Fig. 2: Cep55-knockout mice show microcephaly.

a Brain images from P0 mice of the indicated genotypes. b Weights of the indicated organs and genotypes. Horizontal bars indicate mean; n = 3, 13, 5 (E18.5-brain); 11, 20, 12 (P0-brain); 4 and 4 (P0-lungs, liver, heart, and kidneys); 5, 20, and 5 (E18.5-body without (w/o) brain) mice, respectively; P-values calculated using one-way ANOVA followed by Dunnett’s multiple comparisons test where more than two sets of data are compared, otherwise Student’s two-tailed unpaired t-test. c Western blot of protein extracts from brain cortices of the indicated genotypes and developmental stages with antibodies against Cep55 and Actin; n = 3 independent experiments. d Sagittal sections of P0 brains stained with hematoxylin and eosin (HE). Dotted black lines indicate cortical dimensions measured in e (curved) and f (straight). Dotted red boxes indicate area enlarged in g. e, f Quantification of cortical length (e) and cortical thickness (f) at the indicated developmental stages. Control includes Cep55^+/+ and Cep55^+/− mice. n = 3 mice per genotype. g Enlarged view of the forebrain cortices from d.
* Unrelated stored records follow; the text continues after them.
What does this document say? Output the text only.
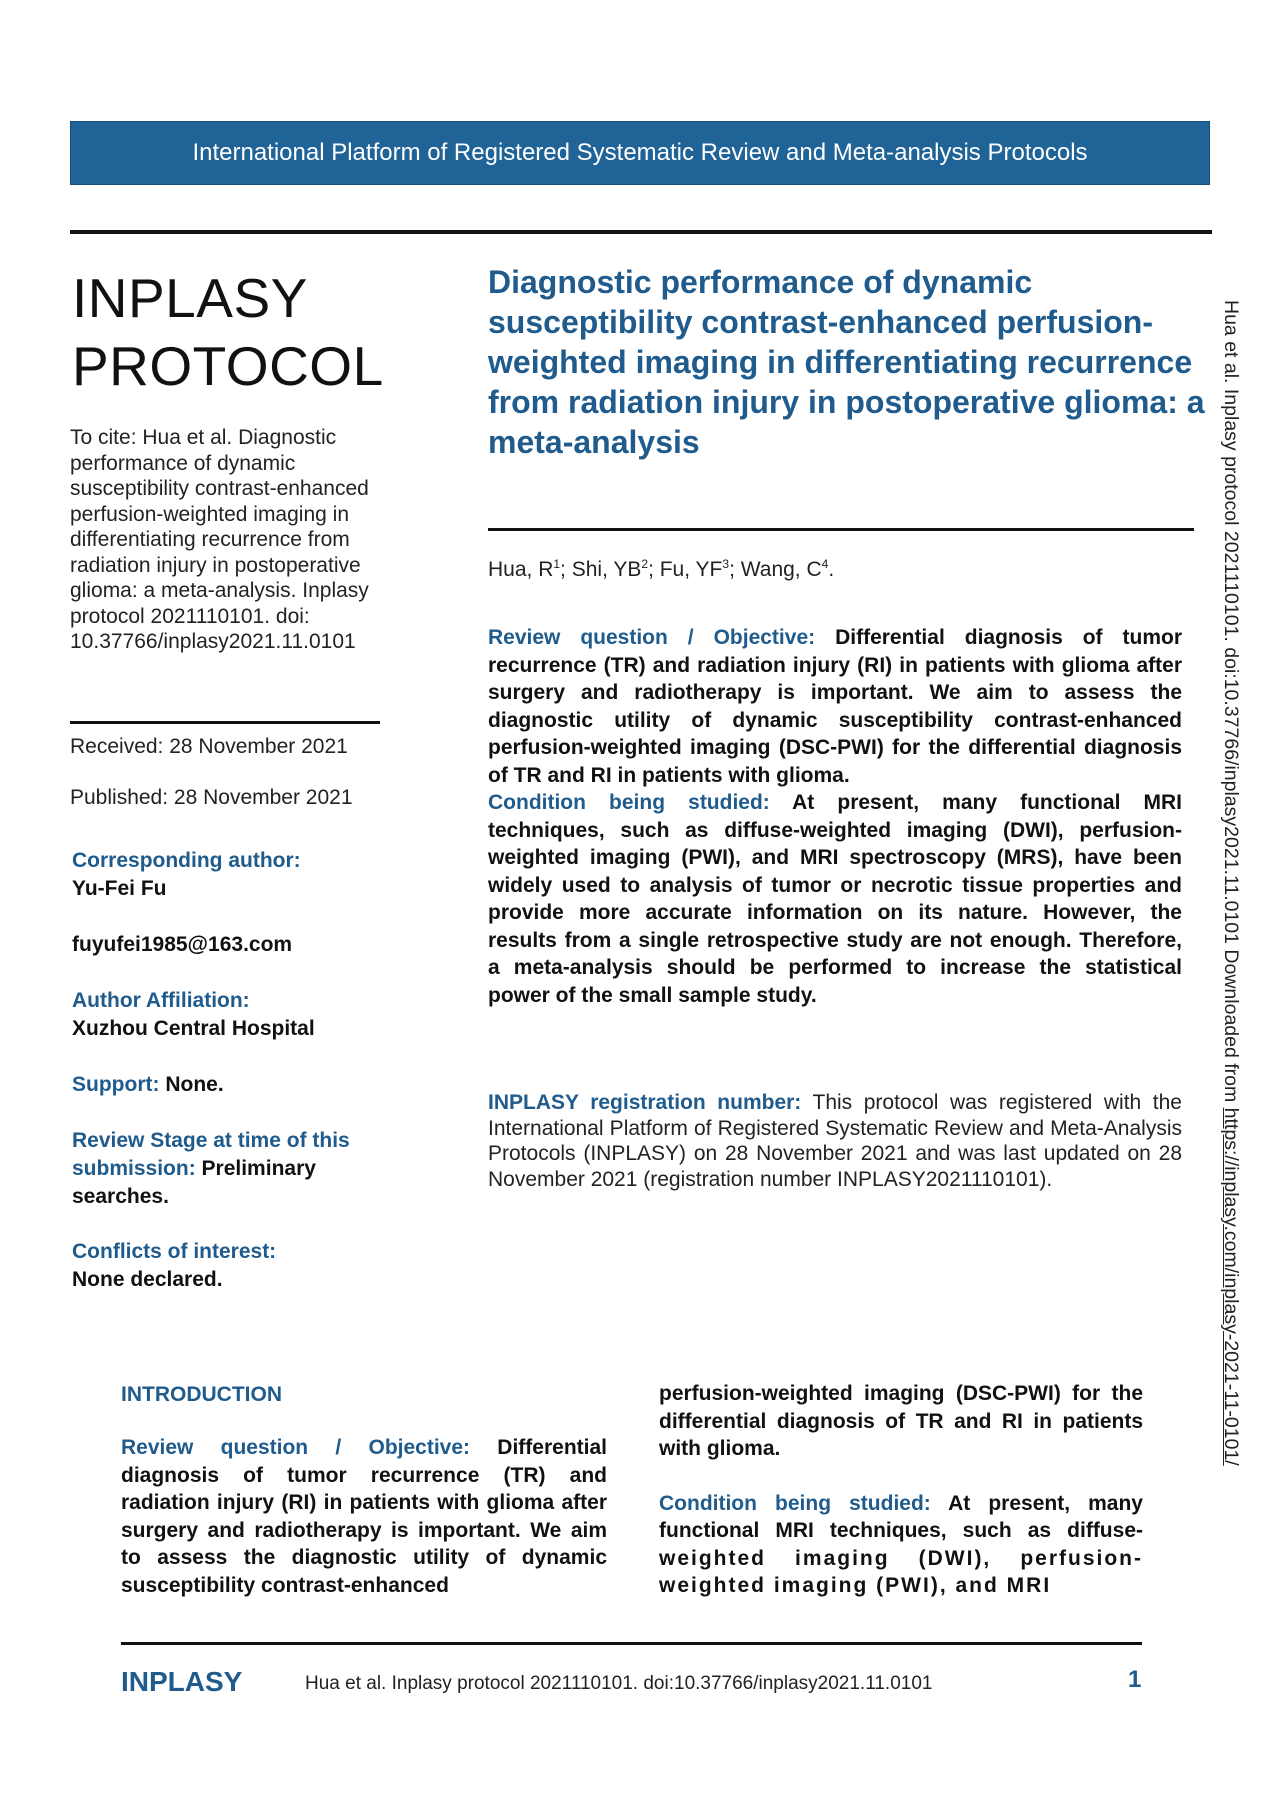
International Platform of Registered Systematic Review and Meta-analysis Protocols
INPLASY
PROTOCOL
To cite: Hua et al. Diagnostic performance of dynamic susceptibility contrast-enhanced perfusion-weighted imaging in differentiating recurrence from radiation injury in postoperative glioma: a meta-analysis. Inplasy protocol 2021110101. doi: 10.37766/inplasy2021.11.0101
Received: 28 November 2021
Published: 28 November 2021
Corresponding author:
Yu-Fei Fu
fuyufei1985@163.com
Author Affiliation:
Xuzhou Central Hospital
Support: None.
Review Stage at time of this submission: Preliminary searches.
Conflicts of interest:
None declared.
Diagnostic performance of dynamic susceptibility contrast-enhanced perfusion-weighted imaging in differentiating recurrence from radiation injury in postoperative glioma: a meta-analysis
Hua, $R^1$; Shi, $YB^2$; Fu, $YF^3$; Wang, $C^4$.
Review question / Objective: Differential diagnosis of tumor recurrence (TR) and radiation injury (RI) in patients with glioma after surgery and radiotherapy is important. We aim to assess the diagnostic utility of dynamic susceptibility contrast-enhanced perfusion-weighted imaging (DSC-PWI) for the differential diagnosis of TR and RI in patients with glioma.
Condition being studied: At present, many functional MRI techniques, such as diffuse-weighted imaging (DWI), perfusion-weighted imaging (PWI), and MRI spectroscopy (MRS), have been widely used to analysis of tumor or necrotic tissue properties and provide more accurate information on its nature. However, the results from a single retrospective study are not enough. Therefore, a meta-analysis should be performed to increase the statistical power of the small sample study.
INPLASY registration number: This protocol was registered with the International Platform of Registered Systematic Review and Meta-Analysis Protocols (INPLASY) on 28 November 2021 and was last updated on 28 November 2021 (registration number INPLASY2021110101).
INTRODUCTION
Review question / Objective: Differential diagnosis of tumor recurrence (TR) and radiation injury (RI) in patients with glioma after surgery and radiotherapy is important. We aim to assess the diagnostic utility of dynamic susceptibility contrast-enhanced
perfusion-weighted imaging (DSC-PWI) for the differential diagnosis of TR and RI in patients with glioma.
Condition being studied: At present, many functional MRI techniques, such as diffuse- weighted imaging (DWI), perfusion-weighted imaging (PWI), and MRI
INPLASY	Hua et al. Inplasy protocol 2021110101. doi:10.37766/inplasy2021.11.0101	1
Hua et al. Inplasy protocol 2021110101. doi:10.37766/inplasy2021.11.0101 Downloaded from https://inplasy.com/inplasy-2021-11-0101/
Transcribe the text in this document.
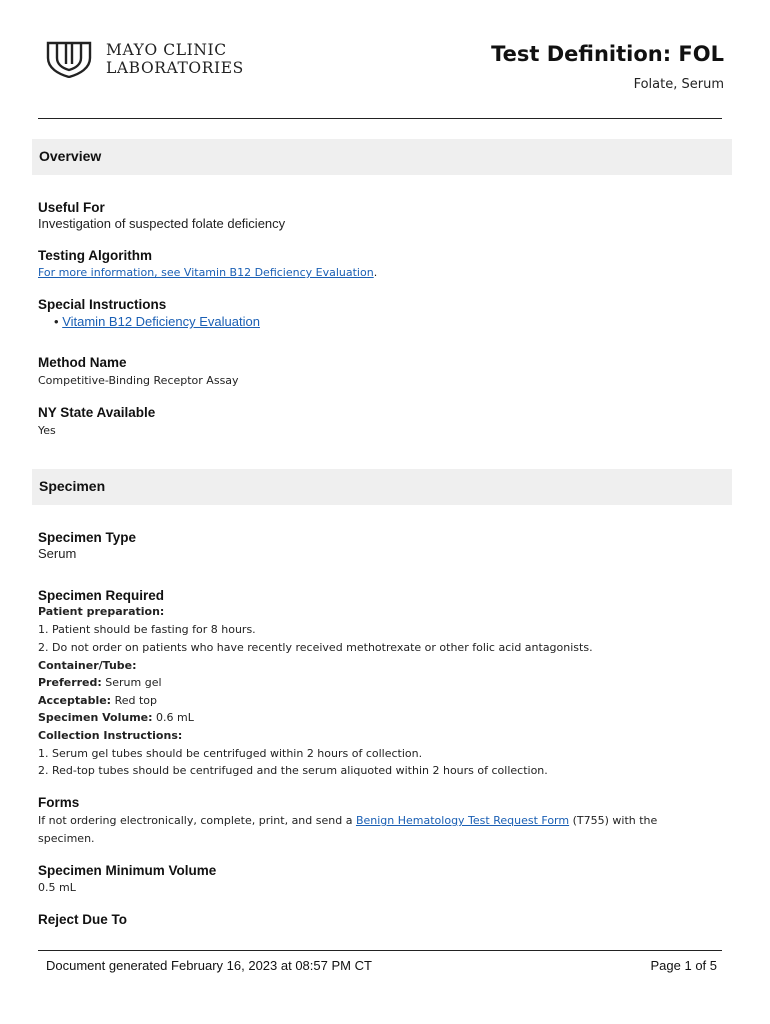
MAYO CLINIC
LABORATORIES
Test Definition: FOL
Folate, Serum
Overview
Useful For
Investigation of suspected folate deficiency
Testing Algorithm
For more information, see Vitamin B12 Deficiency Evaluation.
Special Instructions
• Vitamin B12 Deficiency Evaluation
Method Name
Competitive-Binding Receptor Assay
NY State Available
Yes
Specimen
Specimen Type
Serum
Specimen Required
Patient preparation:
1. Patient should be fasting for 8 hours.
2. Do not order on patients who have recently received methotrexate or other folic acid antagonists.
Container/Tube:
Preferred: Serum gel
Acceptable: Red top
Specimen Volume: 0.6 mL
Collection Instructions:
1. Serum gel tubes should be centrifuged within 2 hours of collection.
2. Red-top tubes should be centrifuged and the serum aliquoted within 2 hours of collection.
Forms
If not ordering electronically, complete, print, and send a Benign Hematology Test Request Form (T755) with the
specimen.
Specimen Minimum Volume
0.5 mL
Reject Due To
Document generated February 16, 2023 at 08:57 PM CT	Page 1 of 5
CP, cortical plate; IZ, intermediate zone; VZ, ventricular zone. h Cell counts in a 200 µm-wide field of neocortex in control and Cep55^−/− mice. n = 3 mice per genotype. e, f, h Horizontal bars indicate mean; error bars indicate SEM; P-values calculated using Student’s two-tailed unpaired t-test. a–g Cep55^−/− indicates Cep55^tm1a/tm1a mice (see Fig. 1a for allele details). Source data for b, c, e, f, h are provided as a Source Data file.